Haight-Ashbury Keep on going southwest of downtown and you'll hit Haight-Ashbury ('the Haight'), the locus of San Francisco's brief fling as the home of flower power in the late 1960s. Today, the Haight is still colourful, but its pretty Victorian houses and proximity to Golden Gate Park have prompted increasing gentrification. The compact Castro, to the southeast, is the gay centre of San Francisco and one of the best neighbourhoods for strolling and watching the street life.

san_francisco_2Golden Gate Park Golden Gate Park stretches almost halfway across the 6 mile (10km) wide peninsula, from the Pacific Ocean to the Haight's Panhandle. Apart from gardens (including a flower conservatory and a charming Japanese tea garden), lakes (rowboats, pedal boats and motor boats can all be rented), sporting facilities (including horse riding, archery, softball, golf, lawn bowling, horseshoe pitching and petanque), the park also has a host of museums and an aquarium, making it a useful escape even when the fog rolls in and the temperature plummets. The city has plenty of other wide open spaces. Lincoln Park Coastal Trail is an interesting walk from the ruins of the Sutro Baths at Ocean Beach to the north-western tip of the city, known as Lands End; there are some great views of the ocean and the Golden Gate Bridge. South of Golden Gate Park, the city's hilly terrain makes its final skyward lunges at Twin Peaks and Mt Sutro. The 900ft (270m) summit of Twin Peaks offers a superb viewpoint over the whole Bay Area, especially at night. There are viewpoints at both ends of the Golden Gate Bridge, but Vista Point, the northern one, not only gives you the bridge, but the San Francisco skyline as well.
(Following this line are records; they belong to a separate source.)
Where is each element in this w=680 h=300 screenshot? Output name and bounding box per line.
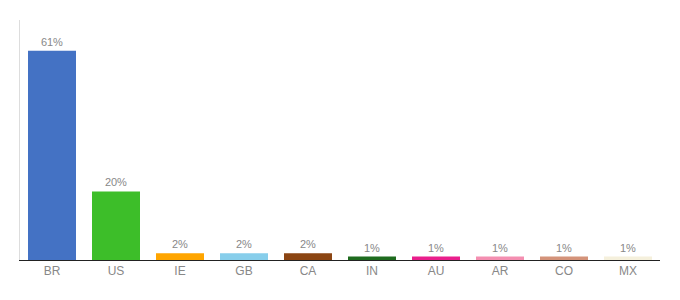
svg-text:US: US [108, 264, 125, 278]
svg-text:61%: 61% [41, 36, 63, 48]
svg-text:CA: CA [300, 264, 317, 278]
svg-text:MX: MX [619, 264, 637, 278]
svg-text:GB: GB [235, 264, 252, 278]
svg-text:BR: BR [44, 264, 61, 278]
svg-text:AR: AR [492, 264, 509, 278]
svg-text:CO: CO [555, 264, 573, 278]
svg-text:1%: 1% [620, 242, 636, 254]
svg-text:IE: IE [174, 264, 185, 278]
svg-text:1%: 1% [428, 242, 444, 254]
svg-text:2%: 2% [236, 238, 252, 250]
svg-text:IN: IN [366, 264, 378, 278]
svg-text:AU: AU [428, 264, 445, 278]
svg-text:1%: 1% [492, 242, 508, 254]
svg-text:1%: 1% [364, 242, 380, 254]
svg-text:1%: 1% [556, 242, 572, 254]
svg-text:20%: 20% [105, 176, 127, 188]
svg-text:2%: 2% [300, 238, 316, 250]
svg-text:2%: 2% [172, 238, 188, 250]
San Francisco Bay San Francisco's bay is curiously shy. It always seems to be around the corner, glimpsed in the distance, seen from afar. It is spanned by bridges, surrounded by cities and suede hills, dotted with sails and crisscrossed by fast-moving ferries. The bay is the largest inlet on the California coast, stretching about 60 miles (100km) in length and up to 12 miles (20km) in width. The beautiful Golden Gate Bridge crosses the 2 mile (3km) mouth of the bay. Completed in 1937, the bridge remains the symbol of the city despite competition from modern constructions. At the time of its completion, it was the longest suspension bridge in the world and the 746ft (224m) suspension towers were higher than any structure west of New York City. The Bay Bridge, connecting San Francisco and Oakland, is five times as long as the Golden Gate Bridge, carries far more traffic and predates it by six months, but it's never had the same iconic fame. The bay's other attractions include Alcatraz Island, which operated as an 'escape-proof' prison from 1933 to 1963. Al Capone, 'Machine Gun' Kelly and Robert Stroud, the 'birdman of Alcatraz,' were among the prison's unsavoury residents. North of Alcatraz, Angel Island served as an internment camp during WWII; it's now a popular place for walking, hiking, biking, picnics and camping. Both islands are accessible by ferry from Fisherman's Wharf and the Embarcadero.